The general and health insurance industry in India has reported strong premium collection trends for July, with both public and private sector insurers showing significant growth.

New India Assurance Leads Public Sector Growth

New India Assurance, a prominent public sector insurer, demonstrated impressive performance with a 24.00% month-on-month premium growth. The company also recorded a 16.00% increase in both year-on-year and year-to-date collections, showcasing consistent growth across different time frames.

Private Insurers Show Strong Performance

In the private sector, ICICI Lombard emerged as the frontrunner with a remarkable 25.00% month-on-month growth in premium collections. This performance underscores the company's strong market position and effective growth strategies.

Go Digit Insurance also posted strong results, achieving a 19.00% monthly growth and an even more impressive 27.00% year-on-year increase. The insurer's year-to-date growth stood at a solid 12.00%, indicating sustained momentum in premium collections.

Health Insurance Segment Maintains Steady Growth

In the health insurance segment, Niva Bupa reported positive figures with a 7.00% month-on-month growth and a 10.00% year-on-year increase. The company maintained a steady 11.00% year-to-date growth, reflecting consistent performance in the health insurance market.

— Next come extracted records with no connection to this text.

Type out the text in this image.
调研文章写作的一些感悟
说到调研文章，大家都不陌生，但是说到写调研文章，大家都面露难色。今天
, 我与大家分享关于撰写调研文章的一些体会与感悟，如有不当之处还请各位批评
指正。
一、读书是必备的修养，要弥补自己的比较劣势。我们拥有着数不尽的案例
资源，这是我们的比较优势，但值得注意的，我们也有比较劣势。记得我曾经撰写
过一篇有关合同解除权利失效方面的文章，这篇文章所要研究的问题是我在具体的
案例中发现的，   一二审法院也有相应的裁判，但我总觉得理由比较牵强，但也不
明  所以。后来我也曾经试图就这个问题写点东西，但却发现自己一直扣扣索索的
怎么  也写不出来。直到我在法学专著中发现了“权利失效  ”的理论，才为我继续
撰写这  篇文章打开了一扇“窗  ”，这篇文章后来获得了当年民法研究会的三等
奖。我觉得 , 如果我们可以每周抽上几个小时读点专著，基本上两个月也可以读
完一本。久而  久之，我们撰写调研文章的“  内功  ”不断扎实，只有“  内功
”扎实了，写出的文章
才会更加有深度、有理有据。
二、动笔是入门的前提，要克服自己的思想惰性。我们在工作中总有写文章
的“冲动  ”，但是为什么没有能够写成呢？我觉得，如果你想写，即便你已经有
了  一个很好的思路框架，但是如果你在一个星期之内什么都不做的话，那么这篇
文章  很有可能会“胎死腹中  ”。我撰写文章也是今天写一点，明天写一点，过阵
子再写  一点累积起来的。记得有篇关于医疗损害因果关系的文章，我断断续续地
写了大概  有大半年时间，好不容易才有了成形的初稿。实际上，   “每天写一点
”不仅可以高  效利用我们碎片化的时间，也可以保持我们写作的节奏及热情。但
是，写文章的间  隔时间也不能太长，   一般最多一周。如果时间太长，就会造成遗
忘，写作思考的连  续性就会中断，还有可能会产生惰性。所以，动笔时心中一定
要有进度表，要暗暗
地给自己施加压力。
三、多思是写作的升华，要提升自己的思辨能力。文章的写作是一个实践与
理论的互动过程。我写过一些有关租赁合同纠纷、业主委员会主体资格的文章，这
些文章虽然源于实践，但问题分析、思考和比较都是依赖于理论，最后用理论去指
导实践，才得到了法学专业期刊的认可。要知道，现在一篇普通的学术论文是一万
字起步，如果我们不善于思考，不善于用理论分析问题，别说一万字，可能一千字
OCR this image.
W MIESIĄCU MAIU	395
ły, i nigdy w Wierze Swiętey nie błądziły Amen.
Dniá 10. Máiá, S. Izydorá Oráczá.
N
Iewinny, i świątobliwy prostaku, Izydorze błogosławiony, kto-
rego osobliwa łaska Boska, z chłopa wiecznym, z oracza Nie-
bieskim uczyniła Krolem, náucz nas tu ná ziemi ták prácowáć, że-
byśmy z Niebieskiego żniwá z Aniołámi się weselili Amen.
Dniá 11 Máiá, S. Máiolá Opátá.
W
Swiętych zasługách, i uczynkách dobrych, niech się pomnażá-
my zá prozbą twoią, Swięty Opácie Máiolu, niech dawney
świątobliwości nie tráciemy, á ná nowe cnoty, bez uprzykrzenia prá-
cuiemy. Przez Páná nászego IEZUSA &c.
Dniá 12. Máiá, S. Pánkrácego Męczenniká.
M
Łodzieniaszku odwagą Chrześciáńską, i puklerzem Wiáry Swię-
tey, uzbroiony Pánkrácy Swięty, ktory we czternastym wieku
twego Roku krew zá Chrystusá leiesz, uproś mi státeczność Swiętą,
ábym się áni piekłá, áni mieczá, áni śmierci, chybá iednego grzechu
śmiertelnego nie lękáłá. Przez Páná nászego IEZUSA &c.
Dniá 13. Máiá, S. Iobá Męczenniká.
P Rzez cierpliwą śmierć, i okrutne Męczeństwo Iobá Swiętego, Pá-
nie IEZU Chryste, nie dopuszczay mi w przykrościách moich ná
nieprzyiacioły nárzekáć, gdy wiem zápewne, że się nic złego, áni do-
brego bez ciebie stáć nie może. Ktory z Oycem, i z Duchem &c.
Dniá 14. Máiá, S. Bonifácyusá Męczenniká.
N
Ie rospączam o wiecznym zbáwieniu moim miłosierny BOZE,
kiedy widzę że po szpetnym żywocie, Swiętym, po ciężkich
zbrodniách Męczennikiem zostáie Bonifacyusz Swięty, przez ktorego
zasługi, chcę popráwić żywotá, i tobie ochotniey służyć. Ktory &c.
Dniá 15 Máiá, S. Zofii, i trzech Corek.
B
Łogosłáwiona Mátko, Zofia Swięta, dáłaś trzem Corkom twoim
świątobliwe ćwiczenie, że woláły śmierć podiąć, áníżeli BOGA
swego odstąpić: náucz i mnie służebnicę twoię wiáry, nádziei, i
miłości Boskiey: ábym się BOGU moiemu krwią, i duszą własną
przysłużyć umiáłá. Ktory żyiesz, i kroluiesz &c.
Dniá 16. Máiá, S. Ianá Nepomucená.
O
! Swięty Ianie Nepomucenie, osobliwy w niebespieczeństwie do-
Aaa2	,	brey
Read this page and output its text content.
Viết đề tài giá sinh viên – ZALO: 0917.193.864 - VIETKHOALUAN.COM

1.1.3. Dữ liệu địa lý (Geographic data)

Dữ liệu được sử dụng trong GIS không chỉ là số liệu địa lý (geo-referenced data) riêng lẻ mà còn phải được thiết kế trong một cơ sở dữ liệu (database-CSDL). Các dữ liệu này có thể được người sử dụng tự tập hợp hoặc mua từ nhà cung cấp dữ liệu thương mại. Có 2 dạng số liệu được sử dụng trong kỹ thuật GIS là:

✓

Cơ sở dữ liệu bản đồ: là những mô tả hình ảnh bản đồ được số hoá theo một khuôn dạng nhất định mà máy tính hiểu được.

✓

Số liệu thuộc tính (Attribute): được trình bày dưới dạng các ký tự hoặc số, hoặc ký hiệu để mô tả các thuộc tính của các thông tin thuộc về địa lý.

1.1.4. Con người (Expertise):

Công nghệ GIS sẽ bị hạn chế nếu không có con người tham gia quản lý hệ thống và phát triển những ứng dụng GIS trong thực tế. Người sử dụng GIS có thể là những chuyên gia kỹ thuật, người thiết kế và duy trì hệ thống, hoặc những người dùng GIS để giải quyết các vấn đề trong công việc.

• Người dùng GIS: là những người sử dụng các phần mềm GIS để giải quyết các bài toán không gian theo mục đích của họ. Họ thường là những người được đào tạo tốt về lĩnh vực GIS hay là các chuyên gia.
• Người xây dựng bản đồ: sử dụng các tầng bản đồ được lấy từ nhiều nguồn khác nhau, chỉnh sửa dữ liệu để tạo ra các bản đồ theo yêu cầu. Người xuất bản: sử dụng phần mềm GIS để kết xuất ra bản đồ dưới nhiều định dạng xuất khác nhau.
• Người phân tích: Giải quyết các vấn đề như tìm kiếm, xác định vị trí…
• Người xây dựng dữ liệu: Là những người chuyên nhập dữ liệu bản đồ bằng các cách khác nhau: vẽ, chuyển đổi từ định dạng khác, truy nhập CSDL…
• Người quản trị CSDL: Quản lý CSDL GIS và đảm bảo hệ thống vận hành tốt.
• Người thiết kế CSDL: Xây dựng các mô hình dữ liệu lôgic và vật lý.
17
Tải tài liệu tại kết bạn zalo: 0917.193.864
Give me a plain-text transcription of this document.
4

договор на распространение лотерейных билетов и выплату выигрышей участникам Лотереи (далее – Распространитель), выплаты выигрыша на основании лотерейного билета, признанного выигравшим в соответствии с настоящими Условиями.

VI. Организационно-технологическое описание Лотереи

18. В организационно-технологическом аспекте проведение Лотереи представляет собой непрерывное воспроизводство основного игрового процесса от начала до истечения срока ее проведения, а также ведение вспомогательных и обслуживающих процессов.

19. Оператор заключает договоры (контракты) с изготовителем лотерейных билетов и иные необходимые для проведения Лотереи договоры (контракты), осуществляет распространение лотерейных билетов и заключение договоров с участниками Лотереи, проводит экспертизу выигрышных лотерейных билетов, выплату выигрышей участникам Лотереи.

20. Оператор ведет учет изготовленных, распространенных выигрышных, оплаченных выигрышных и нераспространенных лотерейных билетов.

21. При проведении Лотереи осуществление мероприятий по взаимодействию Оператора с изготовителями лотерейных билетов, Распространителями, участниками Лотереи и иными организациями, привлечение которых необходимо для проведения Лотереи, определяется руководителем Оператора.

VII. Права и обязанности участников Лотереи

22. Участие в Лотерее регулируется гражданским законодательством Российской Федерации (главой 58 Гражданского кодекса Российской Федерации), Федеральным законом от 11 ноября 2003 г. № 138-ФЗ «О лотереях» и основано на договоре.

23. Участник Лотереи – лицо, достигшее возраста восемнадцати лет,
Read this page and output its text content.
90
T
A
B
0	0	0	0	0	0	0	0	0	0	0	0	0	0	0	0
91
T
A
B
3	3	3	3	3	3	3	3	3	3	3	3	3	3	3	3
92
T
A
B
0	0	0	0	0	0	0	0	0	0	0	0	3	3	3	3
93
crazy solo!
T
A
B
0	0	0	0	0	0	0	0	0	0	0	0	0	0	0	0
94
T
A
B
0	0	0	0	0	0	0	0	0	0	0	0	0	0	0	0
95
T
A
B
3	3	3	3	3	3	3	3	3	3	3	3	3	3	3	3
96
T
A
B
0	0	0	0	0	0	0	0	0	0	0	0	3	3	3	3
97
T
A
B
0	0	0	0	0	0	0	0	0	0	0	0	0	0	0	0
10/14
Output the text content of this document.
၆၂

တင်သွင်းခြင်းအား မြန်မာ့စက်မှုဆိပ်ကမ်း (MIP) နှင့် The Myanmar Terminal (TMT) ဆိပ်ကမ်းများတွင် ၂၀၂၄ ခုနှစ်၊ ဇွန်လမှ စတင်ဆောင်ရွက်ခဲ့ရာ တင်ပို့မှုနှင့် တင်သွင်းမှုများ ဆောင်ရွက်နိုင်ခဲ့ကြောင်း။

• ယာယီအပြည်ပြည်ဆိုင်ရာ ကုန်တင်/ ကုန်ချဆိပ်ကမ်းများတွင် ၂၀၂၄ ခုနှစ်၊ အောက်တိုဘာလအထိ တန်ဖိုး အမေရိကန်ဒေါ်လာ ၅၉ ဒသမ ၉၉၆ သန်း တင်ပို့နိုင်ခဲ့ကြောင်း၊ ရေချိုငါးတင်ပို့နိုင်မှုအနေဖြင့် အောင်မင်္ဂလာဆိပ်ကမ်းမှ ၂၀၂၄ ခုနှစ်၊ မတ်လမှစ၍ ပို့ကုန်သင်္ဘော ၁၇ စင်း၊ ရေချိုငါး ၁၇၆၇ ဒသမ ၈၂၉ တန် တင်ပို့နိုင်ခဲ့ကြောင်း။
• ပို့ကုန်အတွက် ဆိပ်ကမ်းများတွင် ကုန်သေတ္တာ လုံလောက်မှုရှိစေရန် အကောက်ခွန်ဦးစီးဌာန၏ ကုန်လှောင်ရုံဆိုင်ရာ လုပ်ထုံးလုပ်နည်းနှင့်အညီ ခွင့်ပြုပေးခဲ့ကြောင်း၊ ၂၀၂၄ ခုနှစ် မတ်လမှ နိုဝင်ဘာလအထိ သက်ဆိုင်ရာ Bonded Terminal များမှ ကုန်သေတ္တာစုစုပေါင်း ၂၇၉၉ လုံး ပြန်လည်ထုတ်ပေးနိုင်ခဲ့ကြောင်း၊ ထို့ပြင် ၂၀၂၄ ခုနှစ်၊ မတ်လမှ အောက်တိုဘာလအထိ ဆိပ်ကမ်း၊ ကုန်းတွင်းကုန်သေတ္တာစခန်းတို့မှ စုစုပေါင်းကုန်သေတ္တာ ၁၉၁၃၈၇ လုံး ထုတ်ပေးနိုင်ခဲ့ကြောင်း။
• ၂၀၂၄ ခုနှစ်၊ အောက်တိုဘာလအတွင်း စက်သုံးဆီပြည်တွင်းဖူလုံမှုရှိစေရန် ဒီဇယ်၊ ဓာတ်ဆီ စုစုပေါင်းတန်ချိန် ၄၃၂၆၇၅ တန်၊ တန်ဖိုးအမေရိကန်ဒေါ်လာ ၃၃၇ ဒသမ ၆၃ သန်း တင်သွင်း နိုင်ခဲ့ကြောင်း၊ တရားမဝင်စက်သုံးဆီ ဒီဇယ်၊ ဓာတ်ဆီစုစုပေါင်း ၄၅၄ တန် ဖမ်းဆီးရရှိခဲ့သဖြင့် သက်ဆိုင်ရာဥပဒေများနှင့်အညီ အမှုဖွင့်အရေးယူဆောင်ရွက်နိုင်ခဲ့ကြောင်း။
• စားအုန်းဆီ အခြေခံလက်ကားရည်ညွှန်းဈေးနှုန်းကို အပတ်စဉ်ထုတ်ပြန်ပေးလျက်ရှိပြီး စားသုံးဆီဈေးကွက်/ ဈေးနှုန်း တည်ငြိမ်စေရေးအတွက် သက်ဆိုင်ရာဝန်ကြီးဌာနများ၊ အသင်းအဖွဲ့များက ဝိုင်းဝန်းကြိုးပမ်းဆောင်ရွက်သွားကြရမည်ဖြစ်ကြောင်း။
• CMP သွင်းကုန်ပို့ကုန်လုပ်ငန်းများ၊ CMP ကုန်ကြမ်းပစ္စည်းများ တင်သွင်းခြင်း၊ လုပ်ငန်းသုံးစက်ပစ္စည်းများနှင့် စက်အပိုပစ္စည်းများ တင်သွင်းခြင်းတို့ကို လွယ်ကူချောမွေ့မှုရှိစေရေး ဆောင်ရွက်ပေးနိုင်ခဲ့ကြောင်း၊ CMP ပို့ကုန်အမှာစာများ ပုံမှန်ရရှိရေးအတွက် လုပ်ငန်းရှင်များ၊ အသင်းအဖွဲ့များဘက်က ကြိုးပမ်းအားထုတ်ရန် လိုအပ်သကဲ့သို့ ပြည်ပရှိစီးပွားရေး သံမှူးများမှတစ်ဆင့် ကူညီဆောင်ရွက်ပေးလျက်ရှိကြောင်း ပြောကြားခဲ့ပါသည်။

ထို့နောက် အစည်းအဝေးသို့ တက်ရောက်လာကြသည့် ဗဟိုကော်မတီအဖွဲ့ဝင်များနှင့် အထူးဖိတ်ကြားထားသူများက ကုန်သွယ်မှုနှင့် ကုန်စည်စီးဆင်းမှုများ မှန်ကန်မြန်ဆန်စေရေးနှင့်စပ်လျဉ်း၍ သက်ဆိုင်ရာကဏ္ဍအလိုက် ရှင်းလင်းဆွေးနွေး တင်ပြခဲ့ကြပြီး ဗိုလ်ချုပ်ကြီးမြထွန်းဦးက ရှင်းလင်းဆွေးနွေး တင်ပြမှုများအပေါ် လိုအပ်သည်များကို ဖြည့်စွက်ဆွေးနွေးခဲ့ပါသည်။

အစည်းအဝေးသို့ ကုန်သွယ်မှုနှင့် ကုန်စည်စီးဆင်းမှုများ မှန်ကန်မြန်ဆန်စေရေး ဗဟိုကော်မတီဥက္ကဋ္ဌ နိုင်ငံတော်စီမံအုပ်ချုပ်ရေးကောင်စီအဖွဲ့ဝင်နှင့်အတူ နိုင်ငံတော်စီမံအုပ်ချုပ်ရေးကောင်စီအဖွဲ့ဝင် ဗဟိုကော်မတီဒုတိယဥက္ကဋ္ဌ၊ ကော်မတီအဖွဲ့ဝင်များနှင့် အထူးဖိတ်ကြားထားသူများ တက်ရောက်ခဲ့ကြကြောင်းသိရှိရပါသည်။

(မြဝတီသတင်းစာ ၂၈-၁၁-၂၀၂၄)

Star Health, another key player in the health insurance sector, registered a 13.00% monthly growth and a 3.00% increase in both yearly and year-to-date premium collections.

Industry-wide Positive Trends

The reported data indicates a broad-based improvement in premium inflows across the insurance industry. Both public and private sector insurers have shown growth, suggesting a positive trend in the general and health insurance markets.

This growth in premium collections could be attributed to various factors, including increased awareness about insurance products, innovative offerings by insurers, and a greater emphasis on financial protection.

The robust performance of the insurance sector is a positive indicator for the broader financial services industry in India, reflecting growing consumer engagement with insurance products and potentially signaling increased financial preparedness among policyholders.